В поле внимания российских социологов оказываются главным образом те аспекты человеческого существования, которые релевантны в каких-то отношениях для задач «управления», интересов государственных структур. Самостоятельного интереса к различным сторонам человеческой жизни, особенно тем, которые представляют собой сложные формы поддержания самоидентичности или интимных отношений с окружающим миром, у российских социологов нет. Отчасти дело, конечно, в грубости самих нравов и «простоте» социальной материи посттоталитарного и механически интегрированного социума, но этим дело не исчерпывается.

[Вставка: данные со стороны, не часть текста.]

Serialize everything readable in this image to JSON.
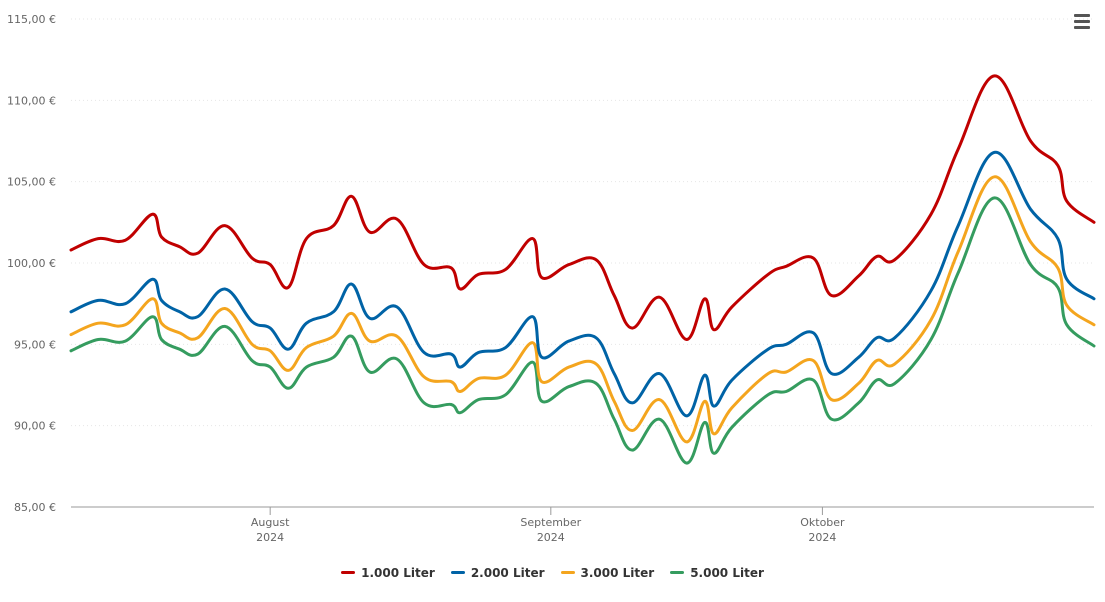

Более существенным следует считать вульгарность самих социологических представлений о российском обществе, порожденных органической зависимостью социальных наук от власти и глубинными ориентациями на нее, а не на «общество». Именно эта ограниченность, стерильность ценностных представлений и бросается в глаза в сравнении с характером познавательного интереса, а значит – и научной этикой, в социальных науках европейских стран или Америки, считающихся (явно по недоразумению) образцами для российских исследователей.

Возможно, именно это обстоятельство и определяет мотивацию российских эпигонов, пытающихся присвоить себе хотя бы знаки чужой полноценности. Имитация чужих, но авторитетных приемов и идей, то есть склонность к эпигонскому заимствованию знаков «признанного» оказывается компенсацией за неспособность понимания своей реальности. Демонстрация чужих флажков позволяет закрыть глаза на историю страны, ее нынешнее состояние, мораль, массовую культуру, интеллектуальные и человеческие особенности ее «элиты». Или иначе и, может быть, точнее: действующая интеллектуальная (научная) организация «производителей идей» в нашем «обществе-государстве» предполагает в качестве условия функционирования и консолидации научного сообщества – слепоту и неспособность к пониманию своего национального и исторического прошлого, своеобразия своего «культурного» пространства, позволяя тем самым ее членам быть «свободным» от чувства ответственности за него.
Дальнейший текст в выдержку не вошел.